DoJ indictment: Equifax hack "an organized and remarkably brazen criminal heist" by China's military

The Department of Justice reminded us today that not all viruses from China are biological. Attorney General William Barr unveiled a federal indictment against four members of the People’s Liberation Army for hacking Equifax in 2017. The theft of information was the largest so far, but it’s just one in a series of such thefts by China over the last decade.

Barr led off with his thoughts in support of two murdered NYPD officers, and then read his announcement about the indictment. Were they after the data, or after Equifax’s intellectual property? Probably both:

The Department of Justice unveiled charges against four members of China’s military for allegedly hacking into the credit agency Equifax and stealing the personal information of millions of Americans in 2017.

“This was one of the largest data breaches in history,” Attorney General William Barr said at a press conference on Monday. “The scale of the theft was staggering. As alleged in the indictment, the hackers obtained the names, birth dates and Social Security numbers of nearly 145 million Americans, and the drivers licenses of at least 10 million Americans.”

The four charged are Wu Zhiyong, Wang Qian, Xu Ke and Liu Lei, all of whom are members of the 54th Research Institute, a component of China’s People’s Liberation Army, prosecutors said. A federal grand jury in Atlanta returned the nine-count indictment on charges of computer fraud, economic espionage and wire fraud.

Barr mentions the hack of the Office of Personnel Management (OPM) in 2014, which continued without detection for over a year and gave China access to sensitive government personnel records going back to 1985. China was also behind commercial attacks on Marriott and Anthem Insurance, Barr alleges in this presser, as well as other hacks of US government systems. China has been a bad actor for a long while on several fronts, and it has taken a long while for the US government to provide a robust response.

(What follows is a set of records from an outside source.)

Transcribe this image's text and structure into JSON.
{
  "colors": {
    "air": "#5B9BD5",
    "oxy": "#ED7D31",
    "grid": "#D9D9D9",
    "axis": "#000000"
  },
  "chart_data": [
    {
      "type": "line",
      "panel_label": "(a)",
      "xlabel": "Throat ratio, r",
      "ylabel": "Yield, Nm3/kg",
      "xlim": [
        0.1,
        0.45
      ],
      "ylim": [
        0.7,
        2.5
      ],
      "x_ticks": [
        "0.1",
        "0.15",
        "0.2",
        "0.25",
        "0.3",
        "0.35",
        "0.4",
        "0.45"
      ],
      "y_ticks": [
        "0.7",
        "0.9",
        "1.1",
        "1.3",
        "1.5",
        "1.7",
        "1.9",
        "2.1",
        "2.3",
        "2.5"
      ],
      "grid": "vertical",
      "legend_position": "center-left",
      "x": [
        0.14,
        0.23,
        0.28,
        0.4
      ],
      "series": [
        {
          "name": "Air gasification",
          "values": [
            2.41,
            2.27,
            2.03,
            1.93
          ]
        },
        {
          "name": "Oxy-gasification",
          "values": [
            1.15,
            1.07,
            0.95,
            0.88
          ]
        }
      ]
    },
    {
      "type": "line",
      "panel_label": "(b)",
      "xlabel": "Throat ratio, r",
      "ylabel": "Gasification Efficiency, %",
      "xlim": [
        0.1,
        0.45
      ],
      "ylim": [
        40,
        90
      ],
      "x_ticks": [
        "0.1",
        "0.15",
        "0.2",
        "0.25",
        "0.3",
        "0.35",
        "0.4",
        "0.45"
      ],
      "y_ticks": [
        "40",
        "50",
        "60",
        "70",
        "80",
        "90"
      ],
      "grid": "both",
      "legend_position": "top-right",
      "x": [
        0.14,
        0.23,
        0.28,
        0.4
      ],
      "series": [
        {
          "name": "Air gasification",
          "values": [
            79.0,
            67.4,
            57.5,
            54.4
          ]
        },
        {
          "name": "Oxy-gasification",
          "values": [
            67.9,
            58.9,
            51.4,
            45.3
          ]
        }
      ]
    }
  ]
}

This might be mostly welcome news for Equifax, which has been buried in legal ramifications from the hack. The settlement got reduced to $31 million, but the company is still struggling with the financial implications and the loss of confidence in its systems. Barr called Equifax a victim in the hack, but the indictment doesn’t let them completely off the hook:

How did the DoJ finger China for this hack? Oddly enough, one reason was that no one was exploiting the data:

Bowditch said that the information stolen in the breach still has never been used by those who stole it, a mystery that has persisted since the breach and was first reported by CNBC last year.

After the initial breach was announced on September 7, 2017, law enforcement officials and investigators turned their attention to China’s military. This was due in part to the fact that the Equifax data has never been found for sale on underground internet forums that usually involve the trade in this type of data to criminals who may use it to fraudulently obtain credit or tax return funds.

By naming Chinese military officials, the Justice Department is finally confirming which nation’s military they suspect was behind the incident, which ultimately led to enormous upheaval at Equifax. The company’s CEO resigned, as well as its head of cybersecurity, Susan Mauldin, and chief information officer Jun Ying.

Ying would later be sentenced to four months in prison for insider trading on the security incident before it was announced to the public, to profit from the information by $117,000.

An indictment isn’t a bad start, but it’s still pretty weak in terms of actual impact. China won’t extradite the suspects under any circumstances, not least of which is because they were implementing Beijing’s policy. This does give the Trump administration more ammunition to pursue its actual hard-line strategy in the trade war, which is punishing China far more than it is hurting the US at the moment. The tariff fight may not have been all that popular before now, but 143 million Americans impacted by the Equifax hack might decide that Trump should impose even more trade penalties on China for stealing their own personal data.

This means all eyes will turn to the White House, and to their Phase 2 efforts on a trade deal. After the coronavirus and a pork plague that has Beijing reeling, they will desperately need economic stability to keep people from rising up against the established order. This is a very good time to start demanding curbs on hacking and other intellectual property theft and for stiff penalties when either occur. Donald Trump has been issuing mainly friendly signals since the Phase 1 agreement went into effect, but this is precisely the kind of narrative he’s used to drive his trade war since getting elected.